Though the two chambers' separate market-structure efforts are broadly similar, some significant differences have emerged, including in how a crypto asset can transition from a security to a commodity. That's one of the core questions as the center of the legislation, working out which agency may have oversight authority for specific approaches to digital assets. Uncertainty remains over the timing of the Senate's work. Trump had originally said he wanted it done by August — a deadline that is now in the rearview. Senate Banking Committee Chairman Tim Scott, a South Carolina Republican, had later set a Sept. 30 target and repeatedly claimed it could be met. While Senator Cynthia Lummis, the Wyoming Republican who runs the panel's crypto subcommittee, had agreed with Scott's plan, she later said Trump can sign it by Thanksgiving.

The Senate has this week returned from its August break.

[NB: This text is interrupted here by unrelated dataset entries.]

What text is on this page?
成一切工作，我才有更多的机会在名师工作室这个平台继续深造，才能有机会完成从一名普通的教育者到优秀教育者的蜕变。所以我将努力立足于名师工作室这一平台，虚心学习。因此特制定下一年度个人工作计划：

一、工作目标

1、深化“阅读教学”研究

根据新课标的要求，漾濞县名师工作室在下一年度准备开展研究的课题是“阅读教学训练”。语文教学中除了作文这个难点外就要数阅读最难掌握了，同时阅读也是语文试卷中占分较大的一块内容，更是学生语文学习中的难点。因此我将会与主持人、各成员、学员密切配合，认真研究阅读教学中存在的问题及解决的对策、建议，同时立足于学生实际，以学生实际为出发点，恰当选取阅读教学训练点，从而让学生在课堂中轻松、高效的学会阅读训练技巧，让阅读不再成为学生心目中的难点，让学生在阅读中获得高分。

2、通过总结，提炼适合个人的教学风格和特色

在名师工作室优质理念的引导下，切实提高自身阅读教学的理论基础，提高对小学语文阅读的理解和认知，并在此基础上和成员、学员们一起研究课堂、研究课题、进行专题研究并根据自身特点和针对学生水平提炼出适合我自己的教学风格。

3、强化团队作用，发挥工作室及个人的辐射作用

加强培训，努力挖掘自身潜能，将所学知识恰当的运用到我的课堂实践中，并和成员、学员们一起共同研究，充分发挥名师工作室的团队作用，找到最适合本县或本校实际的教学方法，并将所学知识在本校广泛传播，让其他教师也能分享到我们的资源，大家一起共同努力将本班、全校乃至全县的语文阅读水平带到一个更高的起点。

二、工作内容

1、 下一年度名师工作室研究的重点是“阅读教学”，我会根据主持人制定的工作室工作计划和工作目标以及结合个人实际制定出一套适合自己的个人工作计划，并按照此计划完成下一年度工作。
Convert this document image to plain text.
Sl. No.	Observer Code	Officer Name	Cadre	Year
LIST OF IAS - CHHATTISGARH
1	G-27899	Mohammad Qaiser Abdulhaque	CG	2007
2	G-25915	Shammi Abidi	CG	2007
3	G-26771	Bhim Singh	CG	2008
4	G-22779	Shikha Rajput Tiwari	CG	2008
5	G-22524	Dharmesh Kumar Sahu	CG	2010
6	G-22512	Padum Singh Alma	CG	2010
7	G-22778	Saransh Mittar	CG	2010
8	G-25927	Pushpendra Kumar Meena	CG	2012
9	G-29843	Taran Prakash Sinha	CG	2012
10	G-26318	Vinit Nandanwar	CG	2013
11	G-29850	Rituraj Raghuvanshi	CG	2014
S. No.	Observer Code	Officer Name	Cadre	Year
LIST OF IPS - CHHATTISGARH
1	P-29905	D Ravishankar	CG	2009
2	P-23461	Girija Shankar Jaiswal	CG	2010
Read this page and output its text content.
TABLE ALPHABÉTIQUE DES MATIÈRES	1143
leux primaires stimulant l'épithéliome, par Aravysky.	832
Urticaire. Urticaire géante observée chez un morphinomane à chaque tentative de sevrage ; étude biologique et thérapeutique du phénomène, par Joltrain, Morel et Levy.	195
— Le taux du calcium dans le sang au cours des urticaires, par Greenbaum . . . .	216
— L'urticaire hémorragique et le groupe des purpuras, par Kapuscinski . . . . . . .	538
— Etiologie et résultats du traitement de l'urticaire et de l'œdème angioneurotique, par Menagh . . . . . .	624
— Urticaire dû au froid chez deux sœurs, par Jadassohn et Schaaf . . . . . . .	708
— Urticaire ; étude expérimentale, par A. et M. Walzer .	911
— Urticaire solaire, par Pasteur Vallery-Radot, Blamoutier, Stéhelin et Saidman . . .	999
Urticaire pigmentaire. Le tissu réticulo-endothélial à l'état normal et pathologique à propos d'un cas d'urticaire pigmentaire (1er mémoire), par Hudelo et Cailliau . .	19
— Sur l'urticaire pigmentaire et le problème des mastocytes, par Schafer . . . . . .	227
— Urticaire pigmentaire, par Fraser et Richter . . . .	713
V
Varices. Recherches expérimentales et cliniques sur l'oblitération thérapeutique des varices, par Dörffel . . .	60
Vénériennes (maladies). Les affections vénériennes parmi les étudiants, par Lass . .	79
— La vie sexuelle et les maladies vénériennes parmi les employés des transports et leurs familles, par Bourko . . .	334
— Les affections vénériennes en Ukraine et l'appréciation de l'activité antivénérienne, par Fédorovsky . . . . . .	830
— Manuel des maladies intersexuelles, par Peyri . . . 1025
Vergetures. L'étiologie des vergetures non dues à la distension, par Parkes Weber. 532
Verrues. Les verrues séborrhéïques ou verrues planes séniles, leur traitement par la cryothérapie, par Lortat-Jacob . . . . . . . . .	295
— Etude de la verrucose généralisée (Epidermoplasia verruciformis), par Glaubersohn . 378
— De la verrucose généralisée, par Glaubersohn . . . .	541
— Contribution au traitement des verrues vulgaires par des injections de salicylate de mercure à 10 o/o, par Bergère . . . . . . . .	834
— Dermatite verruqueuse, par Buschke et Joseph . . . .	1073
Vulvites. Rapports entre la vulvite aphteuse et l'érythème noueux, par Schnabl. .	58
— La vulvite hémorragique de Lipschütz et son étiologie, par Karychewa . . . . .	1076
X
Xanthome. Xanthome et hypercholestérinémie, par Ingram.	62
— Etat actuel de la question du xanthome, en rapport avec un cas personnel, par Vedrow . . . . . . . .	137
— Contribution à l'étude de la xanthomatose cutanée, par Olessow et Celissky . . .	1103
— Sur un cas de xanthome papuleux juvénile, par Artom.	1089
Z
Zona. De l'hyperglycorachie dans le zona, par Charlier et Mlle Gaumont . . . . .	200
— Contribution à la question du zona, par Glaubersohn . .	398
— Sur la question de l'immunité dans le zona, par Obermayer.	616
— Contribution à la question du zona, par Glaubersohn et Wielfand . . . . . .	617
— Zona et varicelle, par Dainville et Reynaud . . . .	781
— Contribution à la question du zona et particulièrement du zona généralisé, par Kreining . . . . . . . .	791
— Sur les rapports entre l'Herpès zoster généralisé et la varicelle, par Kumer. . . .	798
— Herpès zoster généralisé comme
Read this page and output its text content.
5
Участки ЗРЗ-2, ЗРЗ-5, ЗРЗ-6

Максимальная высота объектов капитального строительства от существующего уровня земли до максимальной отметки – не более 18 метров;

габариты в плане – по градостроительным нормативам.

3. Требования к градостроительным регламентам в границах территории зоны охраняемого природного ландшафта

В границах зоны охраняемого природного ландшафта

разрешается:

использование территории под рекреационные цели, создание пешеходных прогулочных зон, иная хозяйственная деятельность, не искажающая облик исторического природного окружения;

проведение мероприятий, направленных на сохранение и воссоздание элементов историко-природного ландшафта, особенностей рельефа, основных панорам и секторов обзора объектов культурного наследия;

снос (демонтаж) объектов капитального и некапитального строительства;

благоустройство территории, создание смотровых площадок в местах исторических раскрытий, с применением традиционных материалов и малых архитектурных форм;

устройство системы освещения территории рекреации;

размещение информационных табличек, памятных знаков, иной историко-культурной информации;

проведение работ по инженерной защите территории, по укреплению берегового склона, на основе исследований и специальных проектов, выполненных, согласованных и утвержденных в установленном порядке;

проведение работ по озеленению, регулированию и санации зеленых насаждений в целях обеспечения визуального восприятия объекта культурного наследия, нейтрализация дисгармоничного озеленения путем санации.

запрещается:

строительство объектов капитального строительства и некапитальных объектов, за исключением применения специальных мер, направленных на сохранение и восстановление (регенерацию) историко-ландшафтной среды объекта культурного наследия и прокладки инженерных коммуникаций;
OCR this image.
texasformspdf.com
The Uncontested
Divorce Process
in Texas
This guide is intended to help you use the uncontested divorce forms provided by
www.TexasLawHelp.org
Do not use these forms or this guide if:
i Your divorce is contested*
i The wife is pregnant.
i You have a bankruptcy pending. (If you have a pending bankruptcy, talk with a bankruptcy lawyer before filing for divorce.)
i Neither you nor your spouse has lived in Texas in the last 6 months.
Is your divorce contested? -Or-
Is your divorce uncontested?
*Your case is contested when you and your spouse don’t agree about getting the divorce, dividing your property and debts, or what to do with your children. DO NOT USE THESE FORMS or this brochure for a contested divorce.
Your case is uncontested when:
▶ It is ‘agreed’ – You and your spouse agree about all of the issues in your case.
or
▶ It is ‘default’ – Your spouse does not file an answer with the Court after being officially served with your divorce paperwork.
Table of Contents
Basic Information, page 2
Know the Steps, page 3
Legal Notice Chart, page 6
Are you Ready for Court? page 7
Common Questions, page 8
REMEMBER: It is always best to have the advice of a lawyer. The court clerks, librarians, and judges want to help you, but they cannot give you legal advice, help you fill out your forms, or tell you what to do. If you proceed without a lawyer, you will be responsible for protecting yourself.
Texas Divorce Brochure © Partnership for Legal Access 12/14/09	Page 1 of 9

Congress faces a full plate with budget demands and other matters, but crypto has remained among its leading priorities — and the one that's consistently drawing major support from both parties. Before now, the Senate Banking Committee had first released some broad priorities for the market structure bill, held a hearing on the topic and then put out a discussion draft in July to gather thoughts from interested parties.

This latest, full version of the bill represents another step toward passage. It could next get what's known as a markup hearing in which senators may be permitted to amend the legislation, then a Senate floor vote in which it'll need 60 votes to advance. To win Democratic backing, this version would almost certainly be further revised with those lawmakers' proposals.

Before any bill can become a law, matching legislation must pass both the Senate and House. So, if this bill eventually clears the Senate, the House then gets its vote, and judging by the margin by which the Clarity Act passed, it's likely to clear that hurdle easily.